Avital is the kind of student who reminds us what a privilege it is to teach at a university that supports interdisciplinary inquiry and enables students to undertake original research.”

Politics professor Mark Schwartz described Balwit as one of the most impressive undergraduates he had encountered in his time at UVA.

“As a first-year student, she talked her way into a fourth-year seminar by showing she already understood most of the big class themes,” he said. “She did graduate student-quality work in a direct readings class I did with her. And she is one of the relatively rare people who is combining science and humanities majors.”

Economics professor Anton Korinek said Balwit is very interested in working on the implications of advanced artificial intelligence for the future of humanity and how these advances could be a benefit to humanity, unlocking vast increases in prosperity, knowledge and potential for human flourishing – or how advanced artificial intelligence could be catastrophic, causing mass unemployment and destroying the livelihood of the majority of humans.

“Avital exemplifies the best in our students,” Korinek said. “She is curious about a wide range of questions that span many academic disciplines, willing to put in the hard work required to make progress, and passionate to use her gifts to contribute to the greater good.”

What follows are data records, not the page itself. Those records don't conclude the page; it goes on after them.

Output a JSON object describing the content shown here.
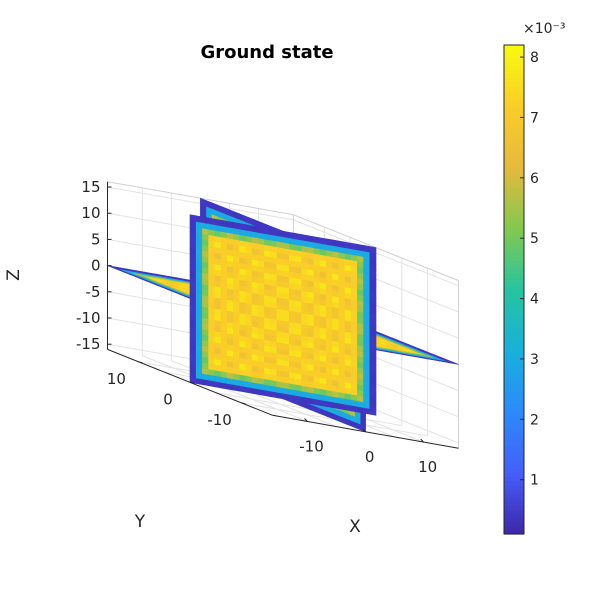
{
  "chart_data": {
    "type": "heatmap",
    "subtype": "3d-orthogonal-slices",
    "title": "Ground state",
    "xlabel": "X",
    "ylabel": "Y",
    "zlabel": "Z",
    "x_ticks": [
      "-10",
      "0",
      "10"
    ],
    "y_ticks": [
      "10",
      "0",
      "-10"
    ],
    "z_ticks": [
      "15",
      "10",
      "5",
      "0",
      "-5",
      "-10",
      "-15"
    ],
    "xlim": [
      -16,
      16
    ],
    "ylim": [
      -16,
      16
    ],
    "zlim": [
      -16,
      16
    ],
    "slices": [
      {
        "plane": "x",
        "at": 0
      },
      {
        "plane": "y",
        "at": 0
      },
      {
        "plane": "z",
        "at": 0
      }
    ],
    "colormap": "parula",
    "colorbar": {
      "ticks": [
        "1",
        "2",
        "3",
        "4",
        "5",
        "6",
        "7",
        "8"
      ],
      "exponent_label": "×10⁻³",
      "range": [
        0.0001,
        0.0082
      ]
    },
    "grid": true,
    "lattice_period": 4.5,
    "interior_value": 0.0072
  }
}
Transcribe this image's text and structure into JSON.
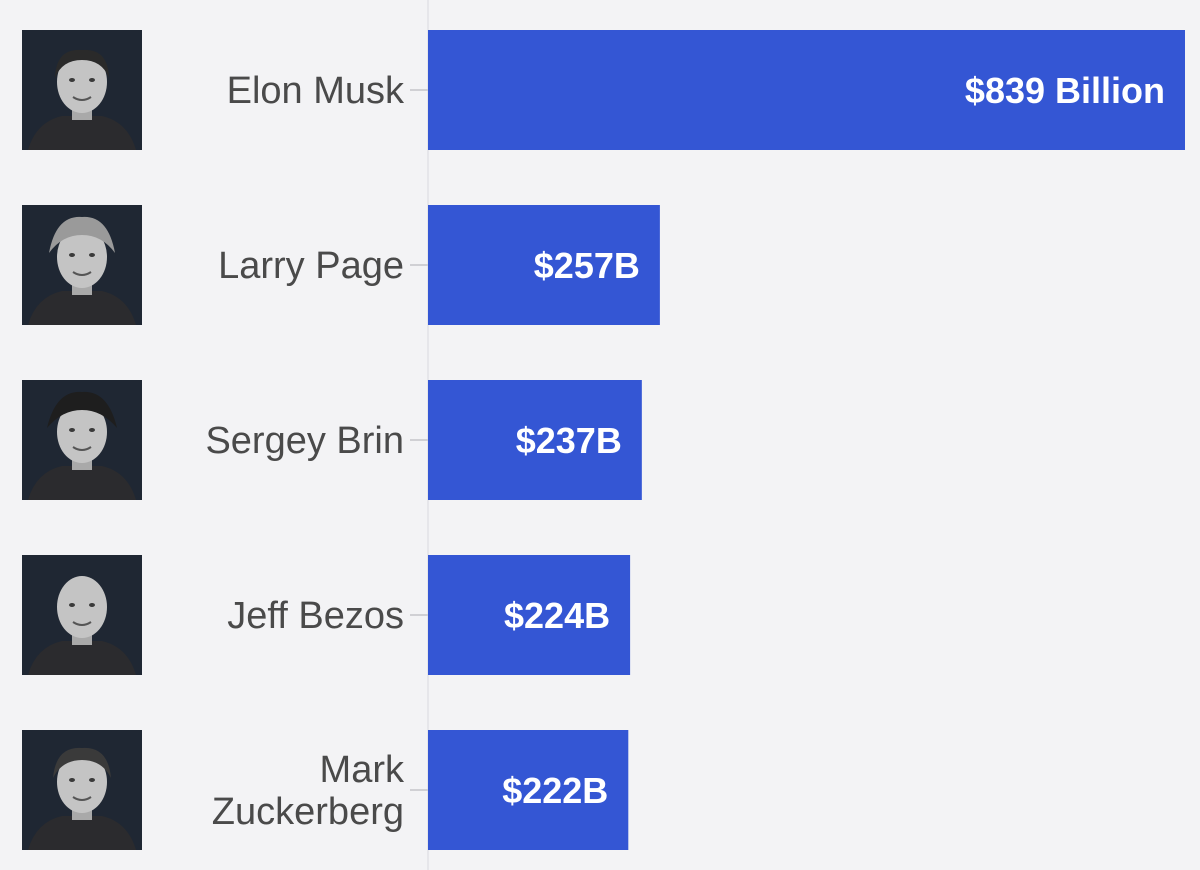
{
  "chart_data": {
    "type": "bar",
    "orientation": "horizontal",
    "categories": [
      "Elon Musk",
      "Larry Page",
      "Sergey Brin",
      "Jeff Bezos",
      "Mark Zuckerberg"
    ],
    "category_lines": [
      [
        "Elon Musk"
      ],
      [
        "Larry Page"
      ],
      [
        "Sergey Brin"
      ],
      [
        "Jeff Bezos"
      ],
      [
        "Mark",
        "Zuckerberg"
      ]
    ],
    "values": [
      839,
      257,
      237,
      224,
      222
    ],
    "value_labels": [
      "$839 Billion",
      "$257B",
      "$237B",
      "$224B",
      "$222B"
    ],
    "unit": "billion USD",
    "xlim": [
      0,
      839
    ],
    "bar_color": "#3456d4",
    "background_color": "#f3f3f5",
    "label_color": "#4a4a4a",
    "value_label_color": "#ffffff",
    "grid": false,
    "legend": false,
    "photo_icons": [
      "elon-musk-photo",
      "larry-page-photo",
      "sergey-brin-photo",
      "jeff-bezos-photo",
      "mark-zuckerberg-photo"
    ]
  }
}
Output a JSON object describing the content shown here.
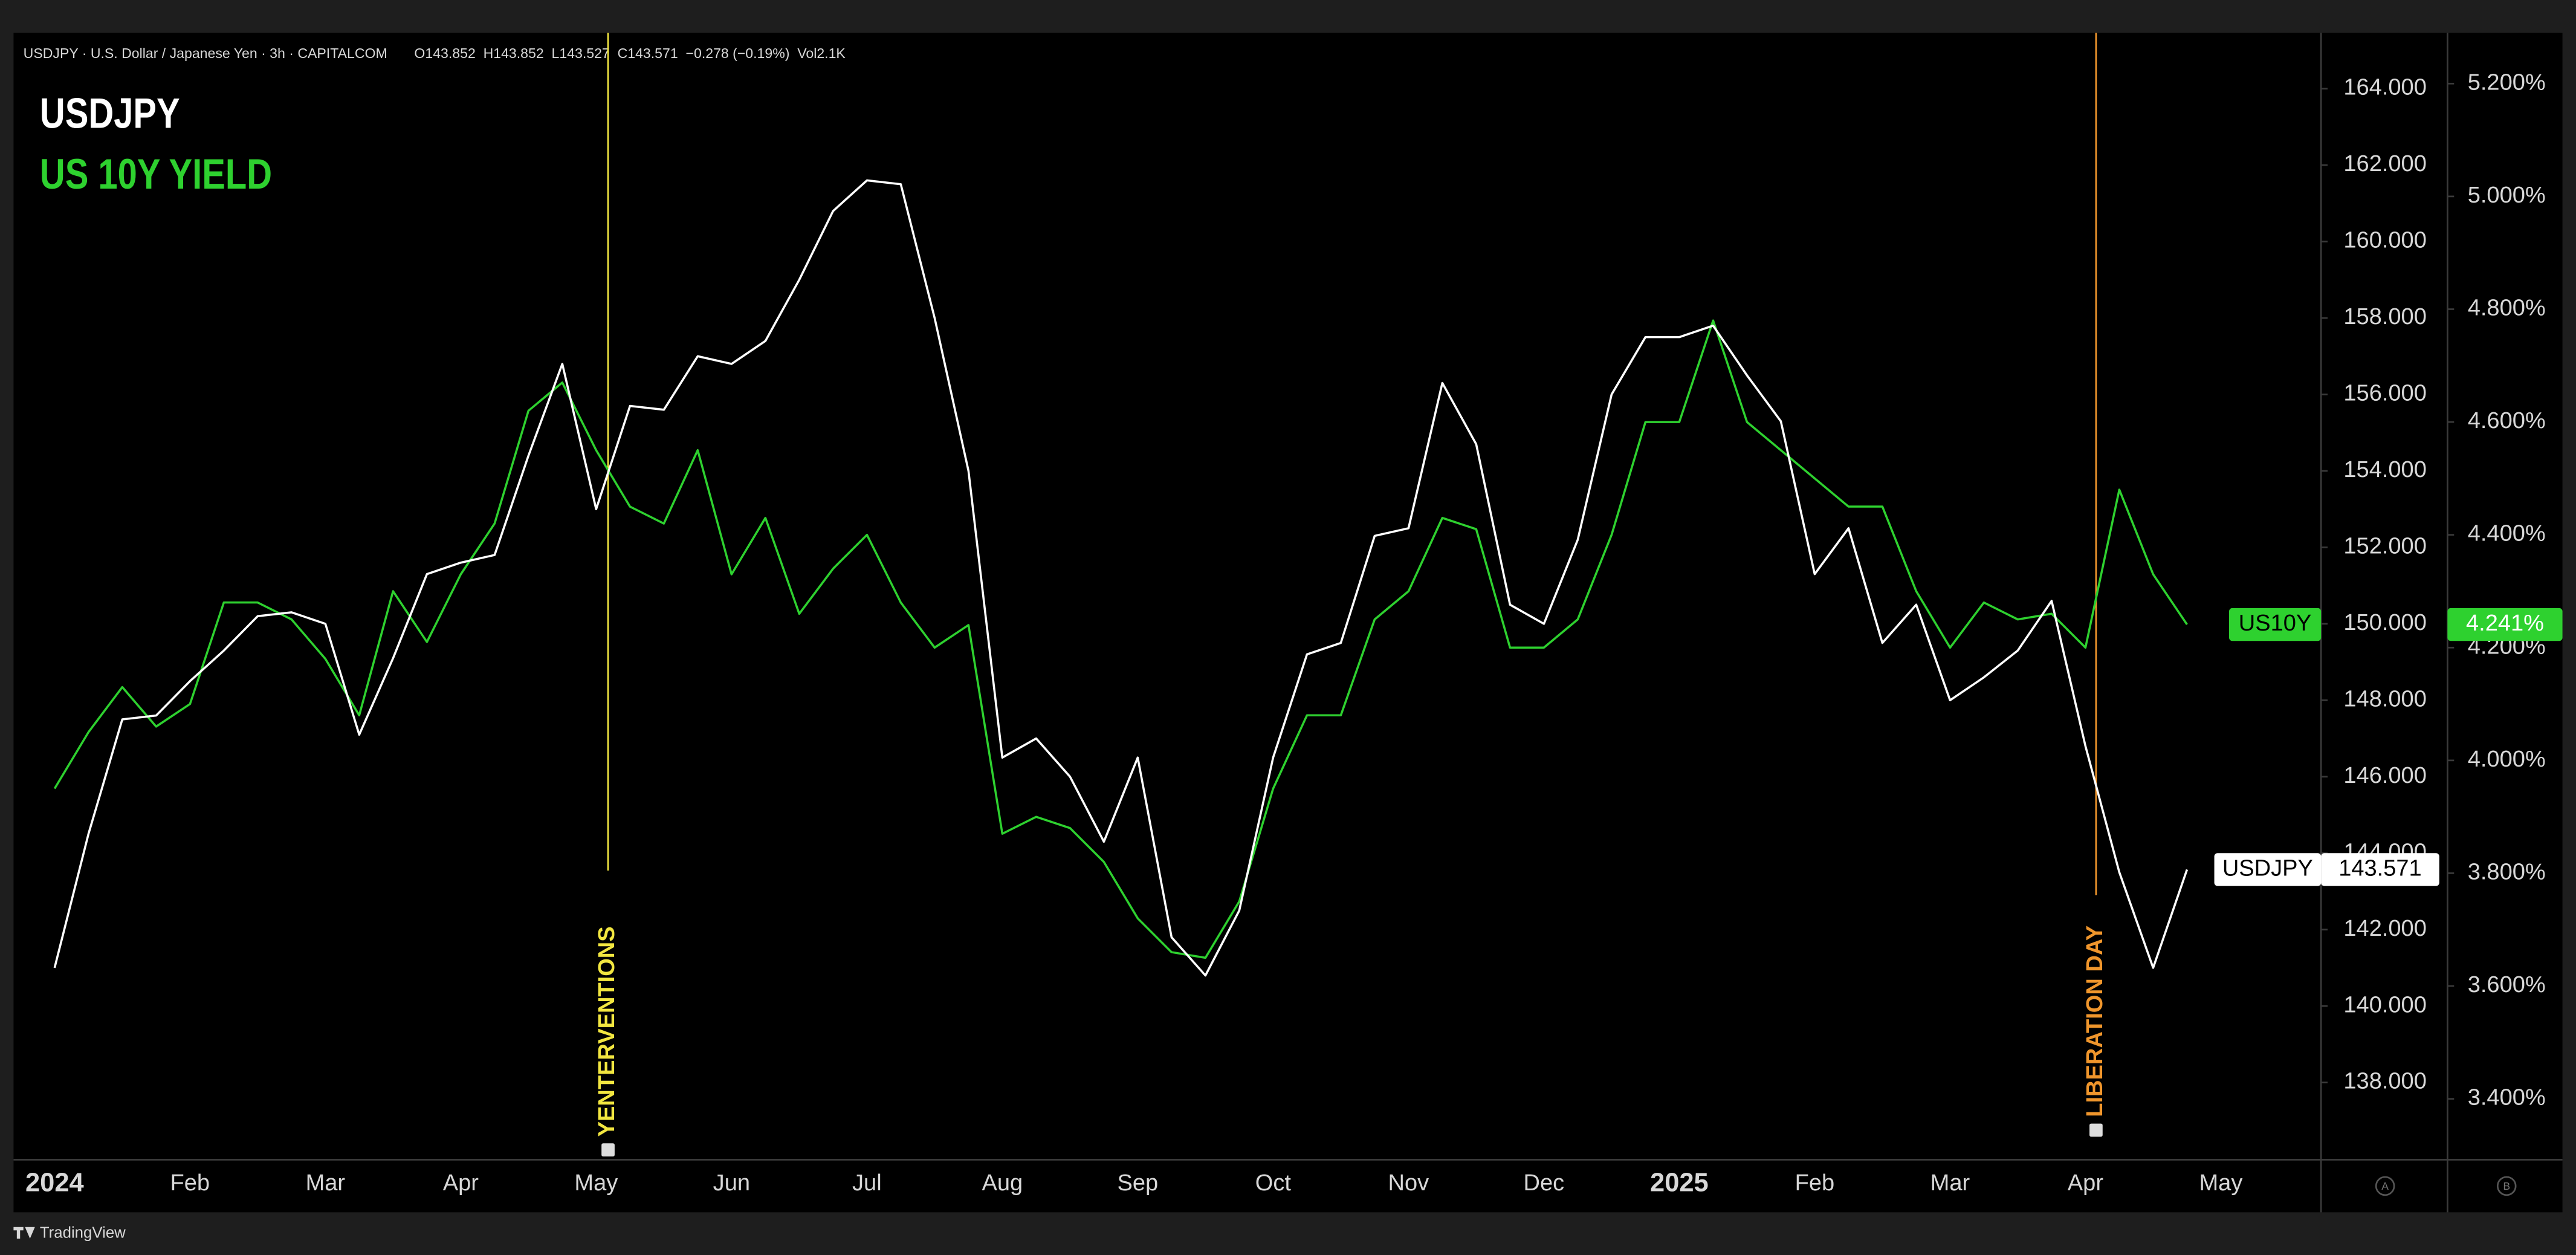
{
  "chart_data": {
    "type": "line",
    "symbol_info": "USDJPY · U.S. Dollar / Japanese Yen · 3h · CAPITALCOM",
    "ohlc": "O143.852  H143.852  L143.527  C143.571  −0.278 (−0.19%)  Vol2.1K",
    "categories": [
      "2024",
      null,
      null,
      null,
      "Feb",
      null,
      null,
      null,
      "Mar",
      null,
      null,
      null,
      "Apr",
      null,
      null,
      null,
      "May",
      null,
      null,
      null,
      "Jun",
      null,
      null,
      null,
      "Jul",
      null,
      null,
      null,
      "Aug",
      null,
      null,
      null,
      "Sep",
      null,
      null,
      null,
      "Oct",
      null,
      null,
      null,
      "Nov",
      null,
      null,
      null,
      "Dec",
      null,
      null,
      null,
      "2025",
      null,
      null,
      null,
      "Feb",
      null,
      null,
      null,
      "Mar",
      null,
      null,
      null,
      "Apr",
      null,
      null,
      null,
      "May"
    ],
    "series": [
      {
        "name": "USDJPY",
        "tag": "USDJPY",
        "price_label": "143.571",
        "color": "#ffffff",
        "axis": "y",
        "values": [
          141.0,
          144.5,
          147.5,
          147.6,
          148.5,
          149.3,
          150.2,
          150.3,
          150.0,
          147.1,
          149.1,
          151.3,
          151.6,
          151.8,
          154.4,
          156.8,
          153.0,
          155.7,
          155.6,
          157.0,
          156.8,
          157.4,
          159.0,
          160.8,
          161.6,
          161.5,
          158.0,
          154.0,
          146.5,
          147.0,
          146.0,
          144.3,
          146.5,
          141.8,
          140.8,
          142.5,
          146.5,
          149.2,
          149.5,
          152.3,
          152.5,
          156.3,
          154.7,
          150.5,
          150.0,
          152.2,
          156.0,
          157.5,
          157.5,
          157.8,
          156.5,
          155.3,
          151.3,
          152.5,
          149.5,
          150.5,
          148.0,
          148.6,
          149.3,
          150.6,
          146.8,
          143.5,
          141.0,
          143.571,
          null
        ]
      },
      {
        "name": "US 10Y YIELD",
        "tag": "US10Y",
        "price_label": "4.241%",
        "color": "#2ed12f",
        "axis": "y2",
        "values": [
          3.95,
          4.05,
          4.13,
          4.06,
          4.1,
          4.28,
          4.28,
          4.25,
          4.18,
          4.08,
          4.3,
          4.21,
          4.33,
          4.42,
          4.62,
          4.67,
          4.55,
          4.45,
          4.42,
          4.55,
          4.33,
          4.43,
          4.26,
          4.34,
          4.4,
          4.28,
          4.2,
          4.24,
          3.87,
          3.9,
          3.88,
          3.82,
          3.72,
          3.66,
          3.65,
          3.75,
          3.95,
          4.08,
          4.08,
          4.25,
          4.3,
          4.43,
          4.41,
          4.2,
          4.2,
          4.25,
          4.4,
          4.6,
          4.6,
          4.78,
          4.6,
          4.55,
          4.5,
          4.45,
          4.45,
          4.3,
          4.2,
          4.28,
          4.25,
          4.26,
          4.2,
          4.48,
          4.33,
          4.241,
          null
        ]
      }
    ],
    "ylim": [
      135.98,
      165.46
    ],
    "yticks": [
      {
        "value": 138,
        "label": "138.000"
      },
      {
        "value": 140,
        "label": "140.000"
      },
      {
        "value": 142,
        "label": "142.000"
      },
      {
        "value": 144,
        "label": "144.000"
      },
      {
        "value": 146,
        "label": "146.000"
      },
      {
        "value": 148,
        "label": "148.000"
      },
      {
        "value": 150,
        "label": "150.000"
      },
      {
        "value": 152,
        "label": "152.000"
      },
      {
        "value": 154,
        "label": "154.000"
      },
      {
        "value": 156,
        "label": "156.000"
      },
      {
        "value": 158,
        "label": "158.000"
      },
      {
        "value": 160,
        "label": "160.000"
      },
      {
        "value": 162,
        "label": "162.000"
      },
      {
        "value": 164,
        "label": "164.000"
      }
    ],
    "y2lim": [
      3.292,
      5.29
    ],
    "y2ticks": [
      {
        "value": 3.4,
        "label": "3.400%"
      },
      {
        "value": 3.6,
        "label": "3.600%"
      },
      {
        "value": 3.8,
        "label": "3.800%"
      },
      {
        "value": 4.0,
        "label": "4.000%"
      },
      {
        "value": 4.2,
        "label": "4.200%"
      },
      {
        "value": 4.4,
        "label": "4.400%"
      },
      {
        "value": 4.6,
        "label": "4.600%"
      },
      {
        "value": 4.8,
        "label": "4.800%"
      },
      {
        "value": 5.0,
        "label": "5.000%"
      },
      {
        "value": 5.2,
        "label": "5.200%"
      }
    ],
    "grid": false,
    "annotations": [
      {
        "text": "YENTERVENTIONS",
        "color": "#f2e640"
      },
      {
        "text": "LIBERATION DAY",
        "color": "#f0962c"
      }
    ],
    "scale_buttons": [
      "A",
      "B"
    ],
    "branding": "TradingView"
  }
}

“I firmly believe that we can build a more collaborative world order that places an explicit value on the long-term survival of humanity, and that if we do, the next generations will grow up in a more stable, just and prosperous world.” – Avital Balwit
“I firmly believe that we can build a more collaborative world order that places an explicit value on the long-term survival of humanity, and that if we do, the next generations will grow up in a more stable, just and prosperous world.” – Avital Balwit

“I am honored to have gotten to know Avital over the course of this application process,” said Andrus G. Ashoo, director of UVA’s Office of Citizen Scholar Development. “She is among the most joyful people I have been around in the last nine months. Even while taking constituent calls for her U.S. senator in Oregon for the last several months, she had the ability to patiently recast visions of the future with a healthy addition of optimism and without the slightest hint of naïveté.

“I have appreciated her humility and curiosity,” he added. “No issue is irrelevant to her, from climate change to public safety to attempting a good answer to the question, ‘What does the government owe you?’ More importantly, no person is irrelevant to her. Avital is dedicated to reimagining a better future and I am hopeful that it will include more people so loving as she. I am proud to know her.”

After Oxford, Balwit plans to attend law school and then to work in the U.S. government as a legislative aide.

“Eventually I would like to be a diplomat or elected official,” Balwit said. “I want to help my government consider and protect the value of future generations, noncitizens and other species.

“I want to spend my life figuring out how we, as a global community, can prevent catastrophes – specifically, catastrophes that could lead to human extinction, called ‘existential risks,’” Balwit said. “I firmly believe that we can build a more collaborative world order that places an explicit value on the long-term survival of humanity, and that if we do, the next generations will grow up in a more stable, just and prosperous world.”